Sen. Tara Nethercott (R-Cheyenne) explained that if a female patient said a physician did not properly offer the information about abortion choices he or she is required to provide, it would simply be a case of “she said, her physician said,” and neither could prove what happened. She also said contrary to what some other legislators claimed on the floor during debate, such a document is a medical record that would be discoverable and could be used in any litigation filed against a physician.
Bush stressed that the Medical Society does not take a position on abortion and never has, but that her lobbying aligns with her organization’s “fiercely protecting the physician-patient relationship, and the physician’s ability to practice medicine without government intrusion.”
“Let medicine be medicine. Trust your physicians, trust their position,” she said. “Many of these [anti-abortion] bills in past sessions have given a strong tone [charging] physicians are doing something they shouldn’t be, and they need to get the government involved.”
Whether it’s reporting about abortions, dictating standards of care or giving very restrictive language for critical medical guidelines “is really not the place of the Legislature,” she said. “If the Legislature starts that, they’ve started a game that they’ll never get caught up with. They’ll never keep pace with the advances in medicine.”
Confronting the “selling baby parts” hysteria with reason
The other bill, HB-116, would effectively stop all donations of tissue in Wyoming for the advancement of science. There are only about 20 elective abortions in the state per year because there are only two physicians in Jackson who perform abortions at their clinics. However, under the state’s definition of abortion, miscarriages are included as well as some other procedures.
“For someone who had to terminate a pregnancy, fetal tissue is such a rich environment for science—stem cell research for MS, for Parkinson’s and Alzheimers,” Bush said. “So we’re curing these chronic illnesses that are afflicting society.”
She added that oftentimes there can be a great deal of closure for a woman who has had to live through a very tragic event by being able to donate her fetal tissue “so she can contribute something positive” to help cure a disease.

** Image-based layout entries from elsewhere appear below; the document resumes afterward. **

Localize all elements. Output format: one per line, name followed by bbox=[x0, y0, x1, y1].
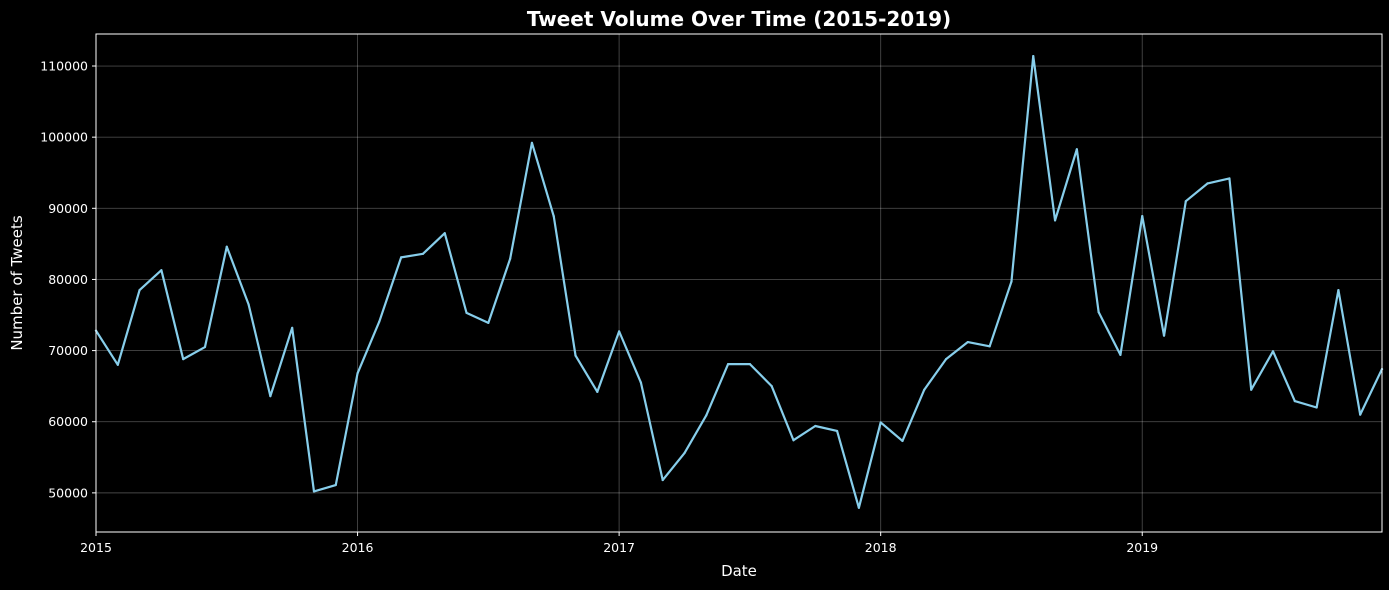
data-point bbox=[596, 390, 599, 393]
data-point bbox=[792, 439, 795, 442]
data-point bbox=[944, 358, 948, 361]
data-point bbox=[618, 330, 621, 333]
data-point bbox=[1119, 353, 1122, 356]
data-point bbox=[1053, 219, 1057, 222]
y-tick-label: 100000 bbox=[40, 130, 88, 145]
y-tick-label: 70000 bbox=[48, 343, 88, 358]
data-point bbox=[247, 303, 250, 306]
data-point bbox=[1032, 54, 1035, 58]
data-point bbox=[705, 414, 708, 417]
data-point bbox=[1162, 334, 1166, 337]
data-point bbox=[203, 345, 207, 349]
data-point bbox=[225, 245, 228, 248]
data-point bbox=[1228, 177, 1231, 180]
data-point bbox=[923, 388, 926, 391]
data-point bbox=[1184, 200, 1187, 203]
x-axis-label: Date bbox=[721, 562, 757, 580]
x-tick-label: 2019 bbox=[1126, 540, 1158, 555]
data-point bbox=[683, 451, 686, 455]
plot-area-frame bbox=[95, 33, 1383, 533]
data-point bbox=[661, 478, 664, 482]
series-line bbox=[94, 54, 1384, 509]
data-point bbox=[988, 345, 991, 348]
data-point bbox=[509, 257, 512, 260]
data-point bbox=[312, 490, 316, 493]
series-points bbox=[94, 54, 1384, 509]
data-point bbox=[1075, 148, 1078, 151]
data-point bbox=[116, 363, 119, 366]
data-point bbox=[1141, 215, 1144, 218]
data-point bbox=[770, 385, 773, 388]
data-point bbox=[574, 354, 577, 357]
data-point bbox=[530, 141, 534, 144]
data-point bbox=[1337, 289, 1340, 292]
data-point bbox=[966, 340, 969, 344]
data-point bbox=[138, 289, 141, 292]
data-point bbox=[748, 363, 752, 366]
data-point bbox=[443, 232, 446, 235]
data-point bbox=[291, 326, 294, 329]
data-point bbox=[269, 395, 272, 398]
data-point bbox=[1359, 413, 1362, 416]
data-point bbox=[182, 358, 185, 361]
y-axis-label: Number of Tweets bbox=[8, 215, 26, 351]
data-point bbox=[552, 215, 555, 218]
x-axis-ticks: 2015 2016 2017 2018 2019 bbox=[80, 532, 1158, 555]
data-point bbox=[879, 421, 882, 424]
data-point bbox=[835, 429, 839, 433]
data-point bbox=[421, 252, 425, 255]
x-tick-label: 2016 bbox=[342, 540, 374, 555]
x-tick-label: 2018 bbox=[865, 540, 897, 555]
y-tick-label: 80000 bbox=[48, 272, 88, 287]
data-point bbox=[1010, 280, 1013, 283]
data-point bbox=[1293, 400, 1296, 403]
data-point bbox=[901, 439, 904, 443]
y-tick-label: 60000 bbox=[48, 414, 88, 429]
data-point bbox=[487, 321, 490, 324]
data-point bbox=[1206, 182, 1209, 185]
x-tick-label: 2015 bbox=[80, 540, 112, 555]
data-point bbox=[814, 424, 817, 428]
y-tick-label: 50000 bbox=[48, 485, 88, 500]
y-tick-label: 90000 bbox=[48, 201, 88, 216]
x-tick-label: 2017 bbox=[603, 540, 635, 555]
data-point bbox=[465, 311, 468, 314]
data-point bbox=[400, 256, 403, 259]
data-point bbox=[378, 320, 381, 323]
y-tick-label: 110000 bbox=[40, 59, 88, 74]
data-point bbox=[1097, 311, 1100, 314]
data-point bbox=[1250, 388, 1253, 391]
data-point bbox=[334, 483, 337, 487]
data-point bbox=[857, 506, 860, 509]
data-point bbox=[1315, 406, 1318, 409]
data-point bbox=[639, 381, 643, 384]
data-point bbox=[1271, 350, 1275, 353]
chart-title: Tweet Volume Over Time (2015-2019) bbox=[527, 7, 951, 31]
data-point bbox=[160, 269, 163, 272]
y-axis-ticks: 50000 60000 70000 80000 90000 100000 110000 bbox=[40, 59, 96, 500]
data-point bbox=[727, 363, 730, 366]
data-point bbox=[356, 372, 359, 375]
grid-lines bbox=[95, 34, 1382, 532]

“You want to continually send a message to say, inside of an emotional space, inside of a religious space, inside of a moral space, there’s a great deal of conversation, and we certainly understand that,” Bush said. “There’s room for all of those to have a voice, and we’re not trying to stop that. … I think someone can be very much pro-life and still recognize the faults and issues inside of [the fetal tissue] bill.”
Sen. Charles Scott (R-Casper) successfully offered an amendment before the bill passed to address “unintended consequences” that had been pointed out by other lawmakers and lobbyists that should be included in the legislation.

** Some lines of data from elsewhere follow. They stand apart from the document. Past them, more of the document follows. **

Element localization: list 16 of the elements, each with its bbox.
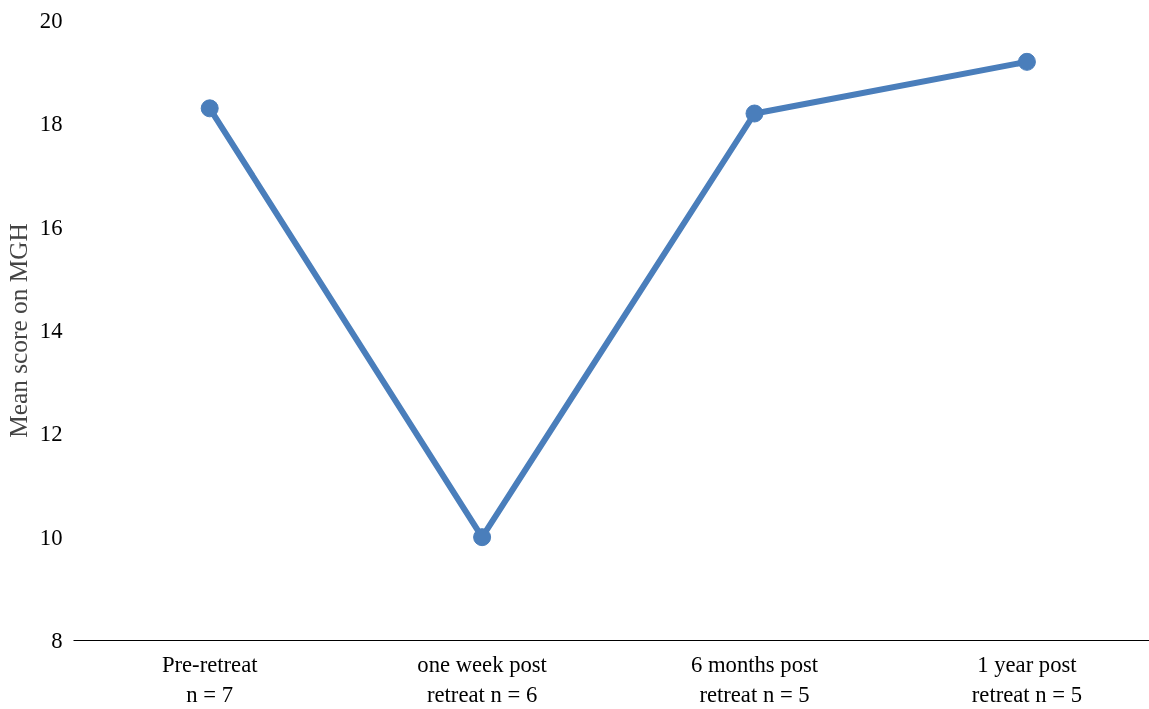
point — [200, 99, 219, 118]
x-tick-label: 1 year post retreat n = 5 — [971, 651, 1083, 707]
point — [745, 104, 764, 123]
point — [473, 528, 492, 547]
x-tick-label: one week post retreat n = 6 — [417, 651, 548, 707]
point — [1017, 52, 1036, 71]
y-tick-label: 18 — [39, 111, 63, 137]
y-tick-label: 16 — [39, 214, 63, 240]
y-tick-label: 8 — [51, 628, 63, 653]
y-tick-label: 10 — [39, 524, 63, 550]
x-tick-label: 6 months post retreat n = 5 — [690, 651, 819, 707]
y-tick-label: 14 — [39, 318, 63, 343]
x-tick-label: Pre-retreat n = 7 — [161, 651, 259, 707]
y-tick-label: 12 — [39, 421, 63, 447]
y-axis-title: Mean score on MGH — [3, 223, 32, 438]
y-tick-label: 20 — [39, 8, 63, 33]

“These are things that are routinely done,” he said. “You get some cells, you transfer the tissue to the lab and do some tests. You’re looking for some medical condition that could have caused a real problem with the fetus, the unborn child.”
Identifying such conditions, he added, can help a woman who has a future pregnancy by administering the right dosage of vitamins and charting a course for proper prenatal care.

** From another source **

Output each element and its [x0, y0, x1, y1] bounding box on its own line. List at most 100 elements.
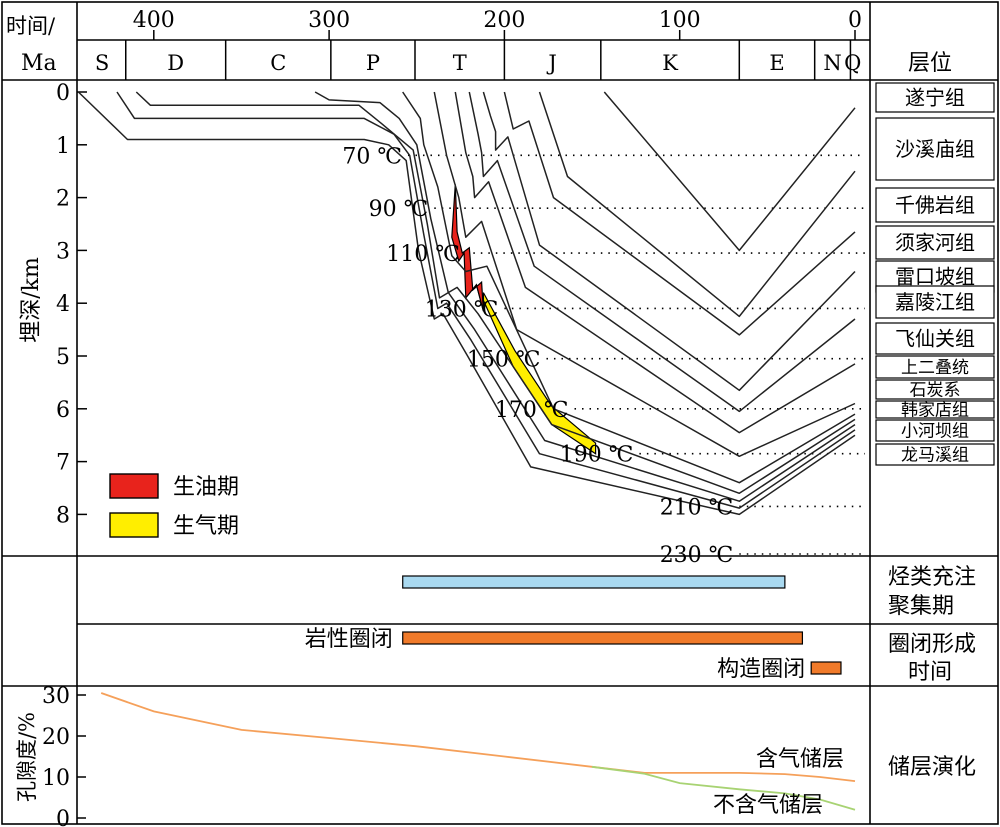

“You can also sometimes get information for the medical treatment of a blood relative,” Scott noted. ”There may be a syndrome involved that can cause serious abnormalities in utero, but may also cause difficulties for older siblings. If you know that, you can inform [their] medical treatment.”
Scott said hospitals generally require tissue from all operations performed at the facility so they can monitor quality control. All of these examples of using tissue would be legal under the amended version of HB-116.